Em um tranquilo quintal de Santa Felicidade, à sombra de uma velha araucária, viviam dois cães chamados Tango e Banzé. Como bons vira-latas paranaenses, estavam acostumados à rotina de ração, cochilos e vigilância do portão. Tudo corria normalmente até descobrirem uma preciosa fonte complementar de alimento: os pinhões que caíam da árvore.
No início, limitavam-se a comer os pinhões para variar o cardápio. Mas Banzé, que possuía espírito empreendedor, começou a enxergar possibilidades maiores.
— Tango, estamos diante de uma riqueza natural inexplorada!
— Eu estava apenas almoçando — respondeu o amigo.
A ideia, porém, ganhou força. Utilizando métodos industriais que certamente não receberiam aprovação de qualquer órgão fiscalizador, os dois passaram a moer pinhões e produzir uma refinada farinha. Depois de sucessivos aperfeiçoamentos, surgiu um produto ainda mais sofisticado: o famoso Pó de Pinhão de Araucária.
Os primeiros consumidores apareceram na vizinhança. O papagaio Neco tornou-se mais eloquente, galinhas passaram a cacarejar com entusiasmo renovado e até um velho gato abandonou temporariamente sua carreira de dorminhoco profissional.
Percebendo o potencial do negócio, Tango e Banzé iniciaram uma discreta distribuição do produto. O sucesso foi imediato.
Logo o pó começou a circular em festas elegantes, recepções e eventos da alta sociedade. Políticos afirmavam sentir-se mais dispostos para longos discursos. Integrantes do Executivo, Legislativo e Judiciário elogiavam a extraordinária capacidade de concentração proporcionada pelo produto. Artistas garantiam que suas melhores ideias surgiam após uma pequena dose.

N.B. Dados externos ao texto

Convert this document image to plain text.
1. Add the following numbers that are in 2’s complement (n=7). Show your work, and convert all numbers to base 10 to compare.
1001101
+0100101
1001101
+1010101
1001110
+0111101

Em pouco tempo, o Pó de Pinhão de Araucária transformou-se em verdadeiro fenômeno social.
Enquanto isso, os dois cães prosperavam. Adquiriram coleiras novas, ampliaram a casinha, contrataram esquilos para a logística e organizaram uma eficiente rede de distribuição operada por pombos-correio.
Os lucros cresceram tanto que surgiram rumores de exportação para outros estados e até para o exterior. Economistas tentavam explicar o fenômeno. Especialistas promoviam seminários. Havia quem defendesse a criação de uma Bolsa Internacional do Pinhão.
O sucesso chamou atenção das autoridades.
E exasperou a concorrência vendedora de outro pó.
Uma grande comissão de fiscais, policiais e assessores, peritos e especialistas apareceu no quintal para investigar a origem daquela inesperada fortuna.
Encontraram apenas uma araucária carregada de pinhões e dois cães cochilando ao sol.
— Quem são os responsáveis pelo empreendimento? — perguntou o chefe da equipe.
Tango abriu um olho.
Banzé abriu o outro.
Os dois olharam para a comissão, bocejaram educadamente e voltaram a dormir.
Meses de investigação produziram pilhas de relatórios, pareceres e formulários. Contudo, nenhuma prova concreta foi encontrada. Não havia contratos, registros ou diretoria formal. Apenas pinhões espalhados pelo chão e dois cães aparentemente inocentes.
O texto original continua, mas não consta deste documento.